El tres de junio de ese año era también miércoles. Desde muy temprano ya todo el mundo estaba de pié, bañado y con ropa de domingo. Mamá preparaba la comida, mientras papá nos peinaba a cada uno con raya al costado. Compramos una botella de gaseosa retornable de dos litros (creo que aún eran de vidrio). Nos fuimos a la sala más bonita de casa, pusimos música, oíamos noticias y esperábamos “al joven del CENSO”. Tocó el timbre y era toda una fiesta. “¡Ahistá, ahistá, ahistá... ha llegado!” Han pasado Veinte años, cinco meses y dieciocho días.

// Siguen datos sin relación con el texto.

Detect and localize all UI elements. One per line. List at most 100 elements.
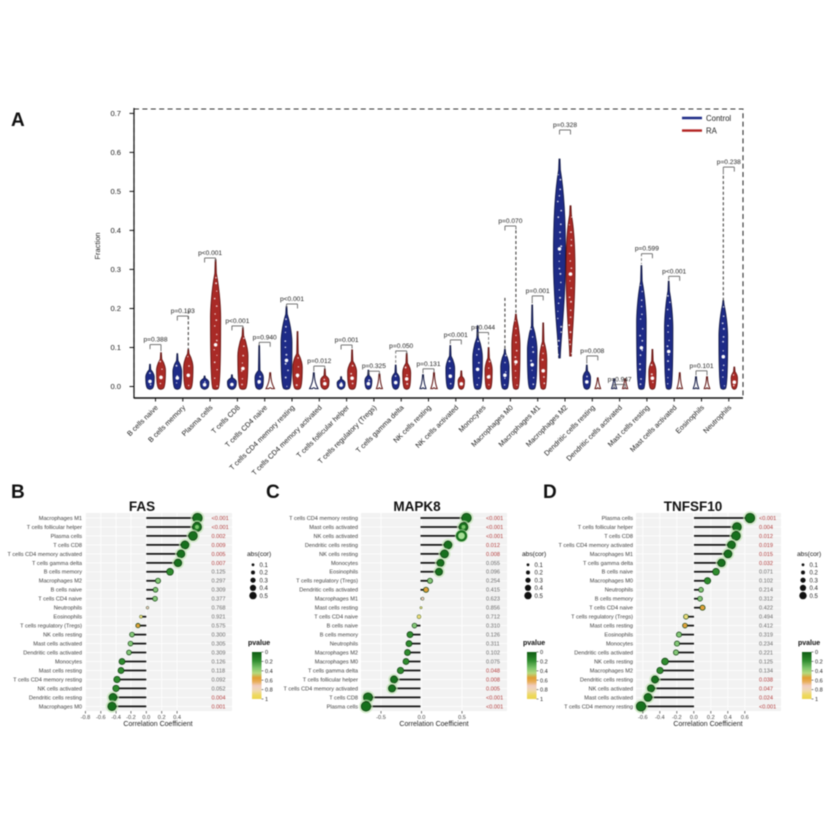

Me parece todo tan fresco todavía.

El Diario
Casi diez años después yo ya estaba lejos de la casa de los papás, estudiando afanósamente para no perder ninguna materia en el semestre y enamorado hasta la patas. Junto a los compañeros de casa, y con mucha menos solemnidad, esperamos a nuestro amigo Otho, quien había sido designado para ser “el joven del CENSO” en esa ocasión. En Bolivia somos ocho millones docientos setenta y cuatro mil trecientos veinticinco habitantes, nos dijeron tiempo después, y lo celebramos con redoblada alegría. Tenía veintidós años y junto a los amigos de la universidad perfeccionábamos un plan para conquistar el mundo. Éramos jóvenes y bellos, como dicen los griegos, y nuestro plan funcionó a medias, pero funcionó. Once años más tarde mi hermano Tincho peina a las “wawas” con raya al costado. Mis amigos y amigas del colegio y la universidad construyen sus propias vidas. Mis ahijados debaten sesudamente si tendrán o no hijos pronto. Suena el timbre y en la casa hay revuelo. Nos hemos juntado todos y mi mamá con la misma voz de hace 20 años grita toda emocionada: “¡Ahistá, ahistá, ahistá... el joven del CENSO!”

Cuántas cosas suceden bajo el pretexto de sumar números. Detrás de cada uno de ellos hay una vida, atada a cientos de otras vidas.